GEMM returning CUBLAS_STATUS_EXECUTION_FAILED but with data correct

Hello,

I’m trying to use cublas in a sparse linear solver using StarPU.

My programm execute several GEMM / AXPY on GPU using cublas.

My problem is that sometime i get a CUBLAS_STATUS_EXECUTION_FAILED status after running cublasSgemm.

I look at my parameters and it looks ok :

transa = ‘n’, transb = ‘t’,

M = 12, N = 4, K = 4,

alpha = 1.0, A = 2f109e34, lda = 25,

B = 2f10a034, ldb = 25,

beta = 0.0, C = 20fc0000, ldc = 12

What is more strange is that if after getting this status i copy the data to the host and print all in files, my product is correct.

I runned all my application ignoring CUBLAS_STATUS_EXECUTION_FAILED and my system is correctly solved…

So all seems correct except that I have this CUBLAS_STATUS_EXECUTION_FAILED and I would like to know why I get this error and how I could correct it.
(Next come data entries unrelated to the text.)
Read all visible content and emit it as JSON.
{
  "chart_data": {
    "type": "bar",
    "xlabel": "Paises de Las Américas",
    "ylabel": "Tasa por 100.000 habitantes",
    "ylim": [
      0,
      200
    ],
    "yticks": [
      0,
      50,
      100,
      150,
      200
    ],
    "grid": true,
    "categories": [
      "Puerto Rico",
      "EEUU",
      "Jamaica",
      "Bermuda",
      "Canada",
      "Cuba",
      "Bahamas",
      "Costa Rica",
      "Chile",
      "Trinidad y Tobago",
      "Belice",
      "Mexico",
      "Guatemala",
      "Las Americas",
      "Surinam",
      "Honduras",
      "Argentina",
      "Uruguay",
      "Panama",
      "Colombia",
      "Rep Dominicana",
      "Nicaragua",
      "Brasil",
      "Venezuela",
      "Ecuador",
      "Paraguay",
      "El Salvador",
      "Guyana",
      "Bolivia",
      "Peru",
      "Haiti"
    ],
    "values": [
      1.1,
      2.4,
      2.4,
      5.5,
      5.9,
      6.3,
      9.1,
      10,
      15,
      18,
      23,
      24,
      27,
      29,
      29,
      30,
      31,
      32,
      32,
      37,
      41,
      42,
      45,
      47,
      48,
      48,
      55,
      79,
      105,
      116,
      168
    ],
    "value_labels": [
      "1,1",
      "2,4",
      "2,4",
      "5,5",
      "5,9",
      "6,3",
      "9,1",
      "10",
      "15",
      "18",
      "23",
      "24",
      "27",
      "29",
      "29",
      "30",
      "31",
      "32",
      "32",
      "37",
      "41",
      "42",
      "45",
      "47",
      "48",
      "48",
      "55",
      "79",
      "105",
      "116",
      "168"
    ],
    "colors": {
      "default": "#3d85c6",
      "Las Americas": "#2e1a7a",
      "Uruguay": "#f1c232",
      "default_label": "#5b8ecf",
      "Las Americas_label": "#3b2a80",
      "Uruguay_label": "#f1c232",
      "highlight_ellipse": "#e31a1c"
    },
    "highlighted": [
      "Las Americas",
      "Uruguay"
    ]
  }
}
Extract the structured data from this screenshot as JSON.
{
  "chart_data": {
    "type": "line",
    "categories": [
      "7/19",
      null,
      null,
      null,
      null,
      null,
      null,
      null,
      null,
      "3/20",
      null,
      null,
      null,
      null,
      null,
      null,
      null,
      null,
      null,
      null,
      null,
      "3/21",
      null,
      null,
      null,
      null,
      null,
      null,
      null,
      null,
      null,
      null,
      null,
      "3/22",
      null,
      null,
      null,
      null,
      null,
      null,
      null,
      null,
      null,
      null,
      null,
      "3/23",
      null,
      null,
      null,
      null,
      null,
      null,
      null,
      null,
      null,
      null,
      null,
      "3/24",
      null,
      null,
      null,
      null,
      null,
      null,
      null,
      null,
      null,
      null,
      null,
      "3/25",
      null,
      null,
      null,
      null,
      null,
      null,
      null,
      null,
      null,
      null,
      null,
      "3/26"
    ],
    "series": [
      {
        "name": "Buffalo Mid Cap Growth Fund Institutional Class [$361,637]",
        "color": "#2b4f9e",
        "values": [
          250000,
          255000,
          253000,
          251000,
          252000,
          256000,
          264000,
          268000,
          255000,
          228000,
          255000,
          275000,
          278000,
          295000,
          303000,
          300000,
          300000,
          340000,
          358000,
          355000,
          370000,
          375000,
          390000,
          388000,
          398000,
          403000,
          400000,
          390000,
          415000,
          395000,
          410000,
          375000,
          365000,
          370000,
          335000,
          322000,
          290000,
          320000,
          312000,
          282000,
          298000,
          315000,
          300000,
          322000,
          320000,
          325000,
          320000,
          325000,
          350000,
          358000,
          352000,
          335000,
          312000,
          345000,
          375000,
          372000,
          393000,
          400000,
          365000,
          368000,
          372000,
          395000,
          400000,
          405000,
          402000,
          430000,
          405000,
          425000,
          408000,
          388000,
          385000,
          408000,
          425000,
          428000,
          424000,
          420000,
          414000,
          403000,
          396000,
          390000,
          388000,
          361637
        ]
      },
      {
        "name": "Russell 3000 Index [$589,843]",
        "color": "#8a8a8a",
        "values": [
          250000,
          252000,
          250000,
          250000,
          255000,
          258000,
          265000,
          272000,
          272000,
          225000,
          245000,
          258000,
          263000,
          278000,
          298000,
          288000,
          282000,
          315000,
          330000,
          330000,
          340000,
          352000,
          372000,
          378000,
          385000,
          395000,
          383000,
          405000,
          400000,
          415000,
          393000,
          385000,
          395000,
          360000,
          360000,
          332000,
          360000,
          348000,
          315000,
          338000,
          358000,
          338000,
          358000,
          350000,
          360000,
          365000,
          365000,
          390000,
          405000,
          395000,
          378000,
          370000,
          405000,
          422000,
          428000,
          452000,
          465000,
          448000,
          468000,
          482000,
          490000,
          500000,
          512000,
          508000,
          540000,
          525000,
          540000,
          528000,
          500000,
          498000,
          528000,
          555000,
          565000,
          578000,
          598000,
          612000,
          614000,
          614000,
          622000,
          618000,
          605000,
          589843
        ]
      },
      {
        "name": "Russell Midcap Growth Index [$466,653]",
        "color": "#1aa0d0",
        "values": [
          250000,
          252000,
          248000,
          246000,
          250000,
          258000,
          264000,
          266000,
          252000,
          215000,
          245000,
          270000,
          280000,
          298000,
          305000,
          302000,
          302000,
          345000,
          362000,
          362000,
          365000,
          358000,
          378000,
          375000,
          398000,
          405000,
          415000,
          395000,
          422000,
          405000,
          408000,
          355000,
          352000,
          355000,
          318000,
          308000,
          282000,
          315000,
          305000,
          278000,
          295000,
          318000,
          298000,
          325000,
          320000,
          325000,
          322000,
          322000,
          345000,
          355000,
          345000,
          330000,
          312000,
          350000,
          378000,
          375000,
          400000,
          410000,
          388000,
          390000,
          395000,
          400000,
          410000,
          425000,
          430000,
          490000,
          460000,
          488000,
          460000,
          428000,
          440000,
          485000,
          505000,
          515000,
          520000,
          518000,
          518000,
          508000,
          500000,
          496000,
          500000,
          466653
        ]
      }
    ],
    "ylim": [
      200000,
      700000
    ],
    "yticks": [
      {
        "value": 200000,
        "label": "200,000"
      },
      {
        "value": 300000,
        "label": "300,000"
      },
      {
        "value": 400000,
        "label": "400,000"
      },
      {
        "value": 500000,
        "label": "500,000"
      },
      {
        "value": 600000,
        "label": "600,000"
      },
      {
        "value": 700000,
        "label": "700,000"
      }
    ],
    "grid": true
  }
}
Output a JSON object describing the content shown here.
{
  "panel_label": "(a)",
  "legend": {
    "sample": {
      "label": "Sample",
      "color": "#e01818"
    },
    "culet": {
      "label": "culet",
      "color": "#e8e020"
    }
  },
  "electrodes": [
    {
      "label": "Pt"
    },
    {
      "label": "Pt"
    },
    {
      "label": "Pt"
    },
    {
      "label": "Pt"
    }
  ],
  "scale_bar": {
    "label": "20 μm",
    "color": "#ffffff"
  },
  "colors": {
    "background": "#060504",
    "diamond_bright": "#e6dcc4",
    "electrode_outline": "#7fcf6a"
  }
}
I call cublasSgemm trought this code :

#define CUBLAS(func) cublasS ## func

#define CUBLAS_GEMM(i,j,m,n,k,x,a,u,b,v,y,c,w)				\

  {									\

    BLAS_INT varim = (BLAS_INT)(m);					\

    BLAS_INT varin = (BLAS_INT)(n);					\

    BLAS_INT varik = (BLAS_INT)(k);					\

    BLAS_INT variu = (BLAS_INT)(u);					\

    BLAS_INT variv = (BLAS_INT)(v);					\

    BLAS_INT variw = (BLAS_INT)(w);					\

    FLOAT    varix = (FLOAT)(x);					\

    FLOAT    variy = (FLOAT)(y);					\

    CUBLAS(gemm)(*(i), *(j), varim, varin, varik, varix, (a),		\

		 variu, (b), variv, variy, (c), variw);			\

    CUBLAS_CHECK_GEMM(*(i),*(j),a,b,c);					\

    cudaStreamSynchronize(starpu_cuda_get_local_stream());		\

  }

Where th check only get status, and if there is an error, print status error, print parameters, get matrices from GPU and print them into file.

Thanks,

XL

Edit, my config :

DELL Precision T7400

Linux Debian 6.0.3 - 2.6.32-5-amd64

icc (ICC) 12.0.3 20110309

CUDA 4.0.17

GeForce GTX 295

2 quadcore Intel® Xeon® CPU E5410 @ 2.33GHz

RAM 32Go